To shoot the cobra vs mongoose fight, the room set was built in a Ceylon zoo. When several of the local mongooses ran away from the cobra, the zookeeper said "Ï'm afraid our Singhalese mongooses are not used to fighting; I'll have to get you some North-Indian variety". Imported from Madras, the Indian mongoose engaged in a true fight to the finish with the cobra.

==Reception==

===Box office===
The film was the sixth most popular movie of the year at the British box office in 1952, after The Greatest Show on Earth, Where No Vultures Fly, Son of Paleface, Ivanhoe and Mandy.
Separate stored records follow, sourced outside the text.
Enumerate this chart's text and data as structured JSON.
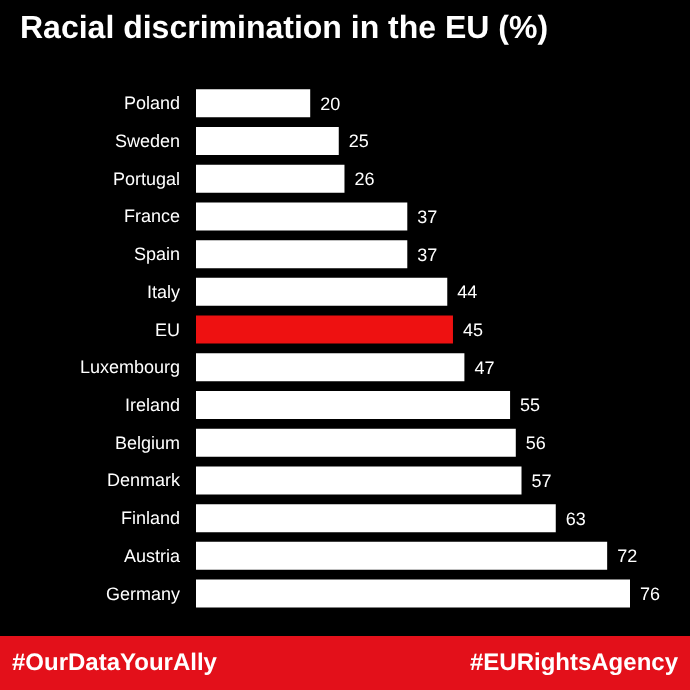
{
  "chart_data": {
    "type": "bar",
    "orientation": "horizontal",
    "title": "Racial discrimination in the EU (%)",
    "categories": [
      "Poland",
      "Sweden",
      "Portugal",
      "France",
      "Spain",
      "Italy",
      "EU",
      "Luxembourg",
      "Ireland",
      "Belgium",
      "Denmark",
      "Finland",
      "Austria",
      "Germany"
    ],
    "values": [
      20,
      25,
      26,
      37,
      37,
      44,
      45,
      47,
      55,
      56,
      57,
      63,
      72,
      76
    ],
    "colors": [
      "#ffffff",
      "#ffffff",
      "#ffffff",
      "#ffffff",
      "#ffffff",
      "#ffffff",
      "#ee1111",
      "#ffffff",
      "#ffffff",
      "#ffffff",
      "#ffffff",
      "#ffffff",
      "#ffffff",
      "#ffffff"
    ],
    "data_labels": true,
    "annotations": [
      "#OurDataYourAlly",
      "#EURightsAgency"
    ]
  }
}
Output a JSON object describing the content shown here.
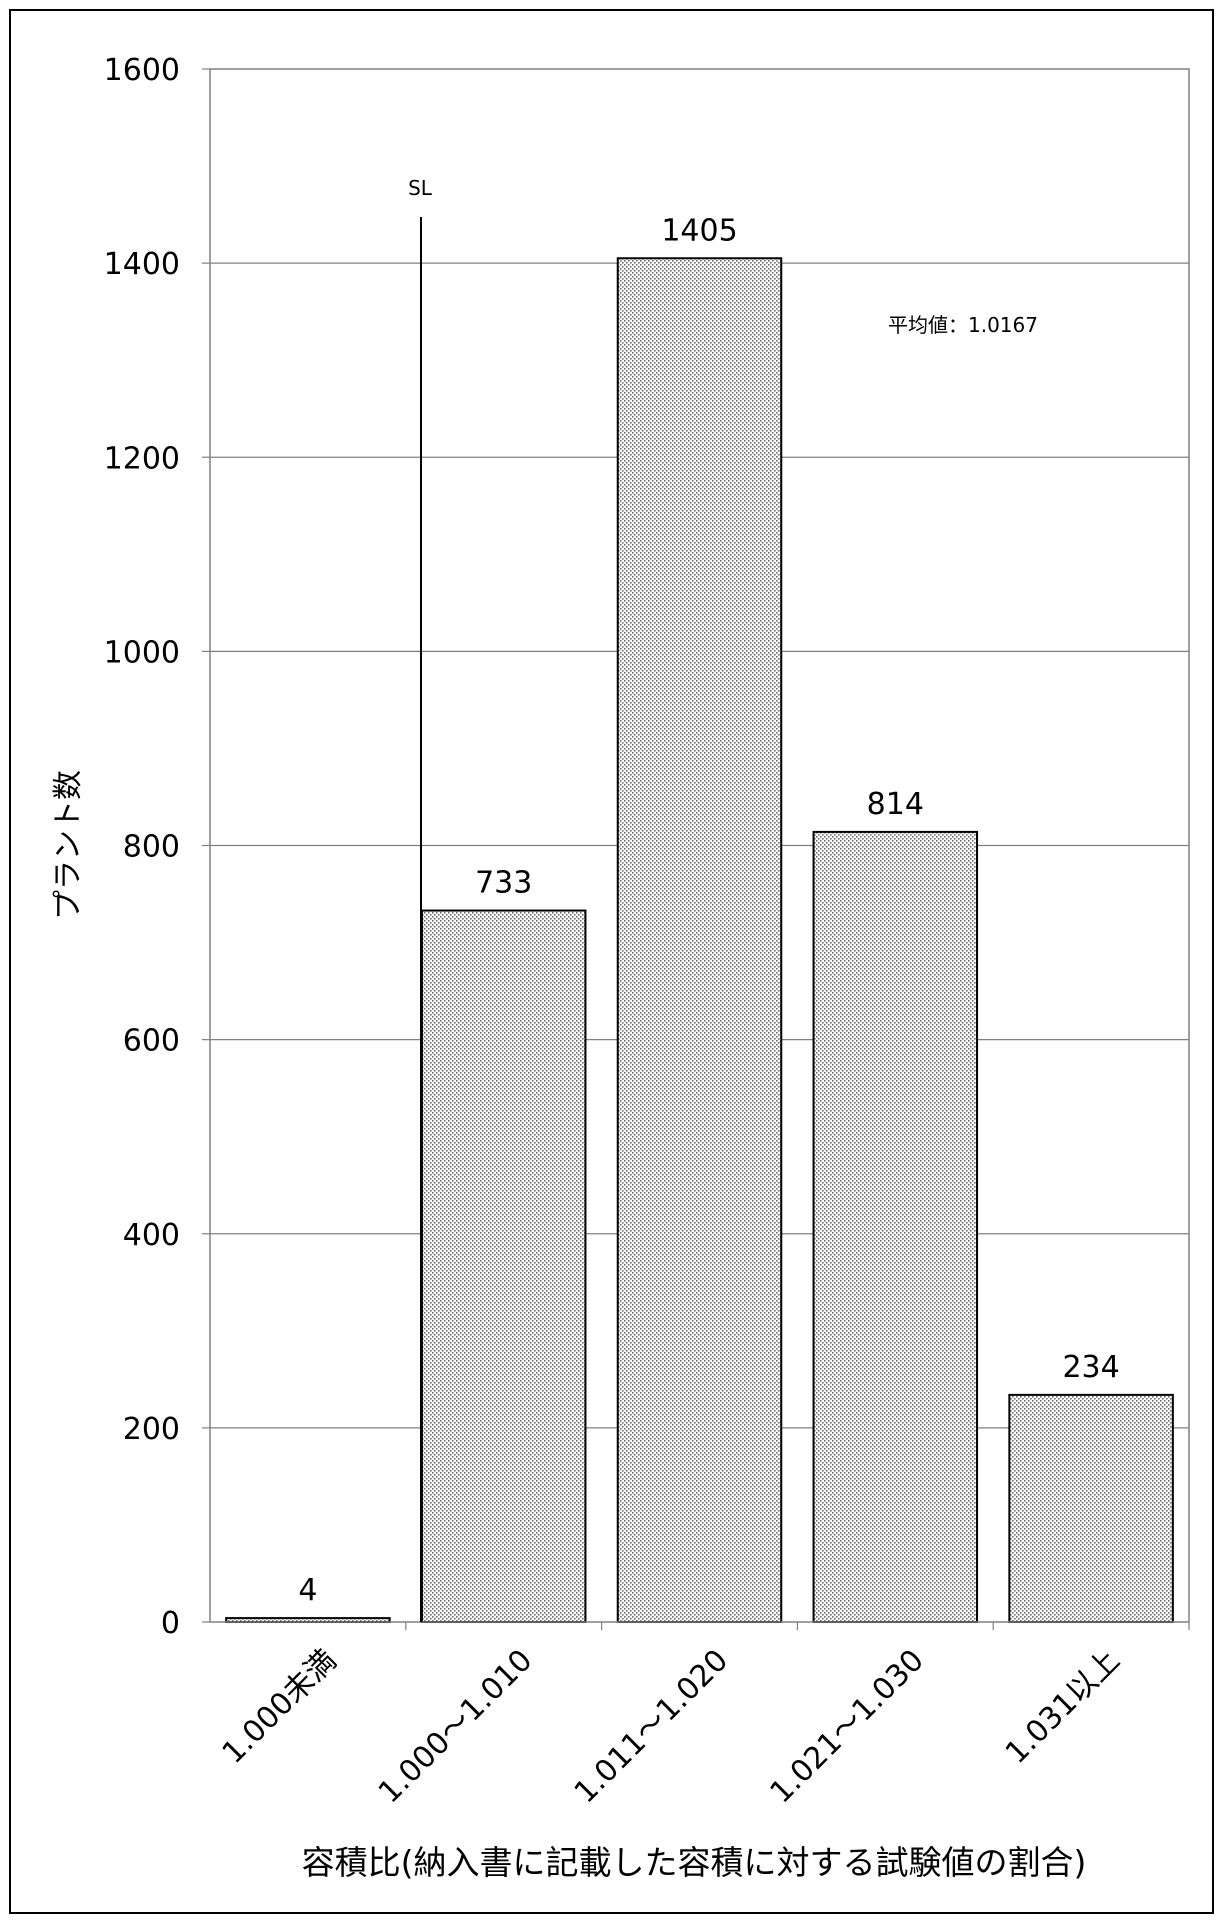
{
  "chart_data": {
    "type": "bar",
    "title": "",
    "xlabel": "容積比(納入書に記載した容積に対する試験値の割合)",
    "ylabel": "プラント数",
    "categories": [
      "1.000未満",
      "1.000～1.010",
      "1.011～1.020",
      "1.021～1.030",
      "1.031以上"
    ],
    "values": [
      4,
      733,
      1405,
      814,
      234
    ],
    "data_labels": [
      "4",
      "733",
      "1405",
      "814",
      "234"
    ],
    "ylim": [
      0,
      1600
    ],
    "yticks": [
      0,
      200,
      400,
      600,
      800,
      1000,
      1200,
      1400,
      1600
    ],
    "ytick_labels": [
      "0",
      "200",
      "400",
      "600",
      "800",
      "1000",
      "1200",
      "1400",
      "1600"
    ],
    "grid": true,
    "bar_fill": "dotted-gray",
    "annotations": {
      "sl_label": "SL",
      "mean_label": "平均値：1.0167"
    }
  }
}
It was followed by The Quiet Man, The World in His Arms, Angels One Five (also with Hawkins), Reluctant Heroes, The African Queen and The Sound Barrier.

Despite Colbert's presence, the film only took £32,000 in the United States. (Variety reported this at $90,000.) However it was a success in other international markets.

===Critical===
The critic from the Daily Worker called it "the most viciously dishonest war propaganda picture yet made in Britain."

The Los Angeles Times said "the atmosphere is more plausible than the melodrama."

Variety said "The jungle campaign against local terrorists is depicted against a commonplace domestic drama" and said "later action sequences compensate for the lame opening."

===Legacy===
Ken Annakin later said he was "quite proud" of the film calling it "a good action picture." The success of the movie led to Rank's head of production Earl St John to commission another colonial war film, about Britain's struggle against the Mau Mau, Simba.

==Citation==
- Annakin, Ken (2001). "So you wanna be a director?"